I have a relatively small reproducer. How do I attach a file?

cat mainOpenACC_cache.cpp

#include <cmath>
#include <cstdio>
#include <exception>
#include <iostream>
#include <string>
#include <vector>
#include <Eigen/Core>
#include "openacc.h"

using std::size_t;

constexpr size_t ns  = 11;        // Number of species
constexpr double gas_constant = 8.3145; // J/mol-K

struct Result {
    double mean_enthalpy_rate;  // W/m3
    double elapsed_time;        // sec
};

//----------------------------------------------------------------------
// OpenACC Source Kernel
//----------------------------------------------------------------------
Result calc_source_OpenACC(size_t nx, size_t ny, size_t nz) {
    const auto nxyz = nx*ny*nz;
    double* __restrict__ enthalpy     = (double*) malloc(nxyz*sizeof(double));

    double sum_enthalpy = 0.0;
    static std::array<double,5> lbound_temps = {0.0, 200.0, 1000.0, 6000.0, 20000.0};
    #pragma acc data copyin(lbound_temps[0:5],gas_constant), copy(sum_enthalpy), copyout(enthalpy[0:nxyz])
    {

    size_t n = 0;

    #pragma acc kernels loop independent, present(lbound_temps,gas_constant,enthalpy) reduction(+:sum_enthalpy)
    for (n = 0; n < nxyz; ++n) {
        #pragma acc cache(lbound_temps[0:5]) // Why does this disable implicit acc routine seq?

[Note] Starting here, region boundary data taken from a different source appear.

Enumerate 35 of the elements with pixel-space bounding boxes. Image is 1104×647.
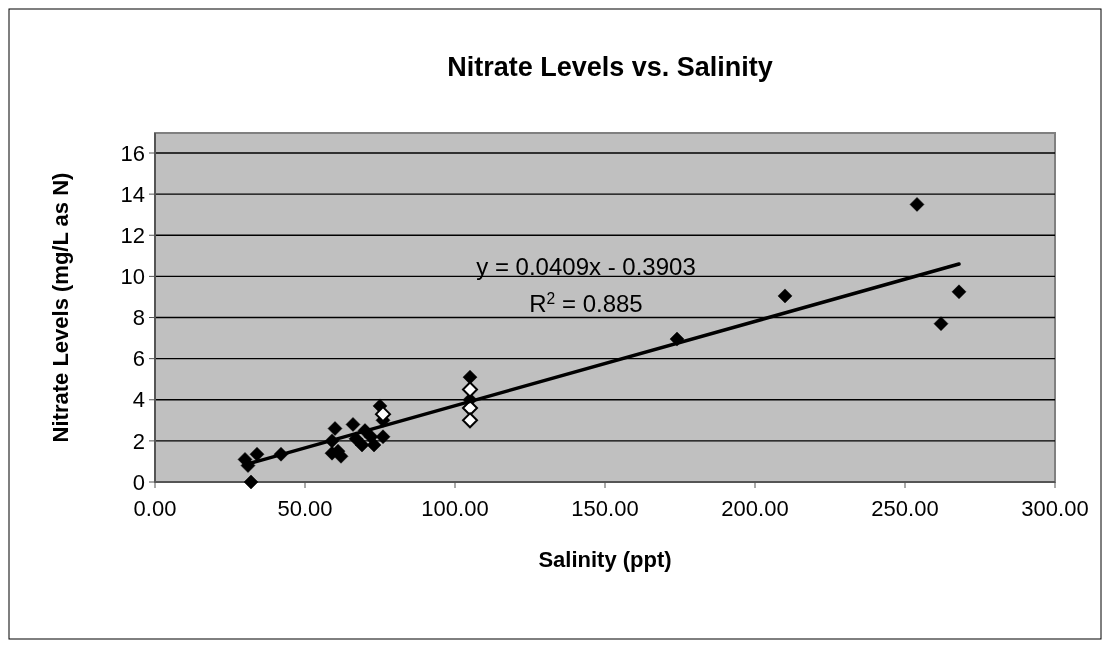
y-tick-label: 6	[132, 346, 145, 372]
point	[375, 429, 391, 445]
point	[462, 381, 478, 398]
annotation: R$^{2}$ = 0.885	[529, 289, 643, 317]
point	[951, 284, 967, 300]
y-tick-label: 16	[120, 140, 145, 166]
y-tick-label: 2	[132, 428, 145, 454]
x-tick-label: 0.00	[133, 496, 177, 521]
point	[327, 421, 343, 436]
point	[345, 417, 361, 432]
point	[249, 446, 265, 462]
annotation: y = 0.0409x - 0.3903	[476, 253, 696, 280]
x-axis-title: Salinity (ppt)	[538, 547, 672, 572]
point	[243, 474, 259, 490]
x-tick-label: 300.00	[1021, 496, 1089, 521]
y-tick-label: 10	[120, 264, 145, 290]
y-tick-label: 14	[120, 181, 145, 207]
point	[366, 437, 382, 453]
x-tick-label: 100.00	[421, 496, 489, 521]
x-tick-label: 50.00	[277, 496, 333, 521]
y-tick-label: 0	[132, 469, 145, 495]
x-tick-label: 250.00	[871, 496, 939, 521]
point	[462, 412, 478, 429]
chart-title: Nitrate Levels vs. Salinity	[447, 52, 773, 82]
point	[462, 369, 478, 385]
point	[777, 288, 793, 304]
x-tick-label: 150.00	[571, 496, 639, 521]
point	[933, 316, 949, 331]
y-tick-label: 8	[132, 305, 145, 331]
y-tick-label: 12	[120, 222, 145, 248]
x-tick-label: 200.00	[721, 496, 789, 521]
y-tick-label: 4	[132, 387, 145, 413]
y-axis-title: Nitrate Levels (mg/L as N)	[48, 172, 73, 443]
point	[909, 197, 925, 212]
point	[354, 437, 370, 453]
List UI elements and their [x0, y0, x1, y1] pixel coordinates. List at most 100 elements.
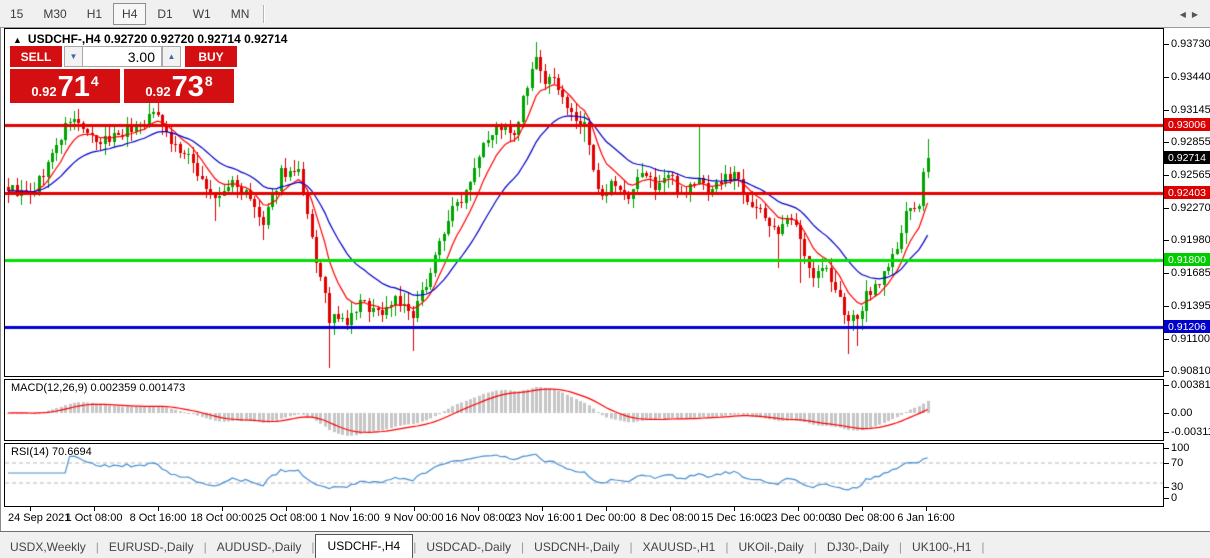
price-tick-label: 0.92565 [1171, 169, 1210, 181]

        Eigen::Matrix<double, ns, 1> enthalpies;
        Eigen::Matrix<double, ns, 1> temp_deriv;
        Eigen::Matrix<double,  9, 1> tvec;

        const double t = 315.15;

        Eigen::Matrix<double, ns, 9> coeff;
        const double tinv = 1.0/(t + 1.0e-20);
        const double tlog = log(t + 1.0e-20);

        tvec[0] = -tinv;
        tvec[1] =  tlog;
        tvec[2] =  t;
        tvec[3] =  tvec[2]*t*(1.0/2.0);
        tvec[4] =  tvec[3]*t*(2.0/3.0);
        tvec[5] =  tvec[4]*t*(3.0/4.0);
        tvec[6] =  tvec[5]*t*(4.0/5.0);
        tvec[7] =  1.0;
        tvec[8] =  0.0;
        enthalpies = coeff*tvec;

        double dhdt = 0.0;
        enthalpy[n] = dhdt;
        sum_enthalpy += dhdt;
    };

    } // end data region

    free(enthalpy);
    return {sum_enthalpy/(nx*ny*nz), 1.0};
}

int main(int argc, char* argv[]) {

    // Process arguments
    size_t nx = (argc > 1)? std::stoi(argv[1]) : 64;
    size_t ny = (argc > 2)? std::stoi(argv[2]) : 64;
    size_t nz = (argc > 3)? std::stoi(argv[3]) : 64;

    auto [ha, ta] = calc_source_OpenACC(nx, ny, nz);
    printf("OpenACC Results:");
    printf("  Mean Enthalpy Rate:  %.2f W/cm3\n",  ha/1e6);
    printf("  Elapsed Time:        %.2f msec\n",   ta*1e3);
    printf("  Time Per Cell:       %.3f usec\n\n", ta*1e6/(nx*ny*nz));

    return 0;
}

git clone libeigen / eigen · GitLab
/pgi/20.4/linux86-64/20.4/bin/pgc++ -I./eigen -fast -O3 -DNDEBUG -acc -ta=tesla:cc70 -Minfo=accel -ta=tesla:lineinfo -DEIGEN_DONT_VECTORIZE=1 -fPIC --c++17 -A -o main.x mainOpenACC_cache.cpp

Thanks Daniel. I have reported the problem as TPR #28705. I also noticed a device code generation error when I removed the cache directive, which I reported separately as TPR #28706.

Note that we do have an open problems when compiling using Eigen. For example, without the “-DEIGEN_DONT_VECTORIZE=1”, the compile will give an internal compiler error. Unclear yet if all these issues are related, but possible.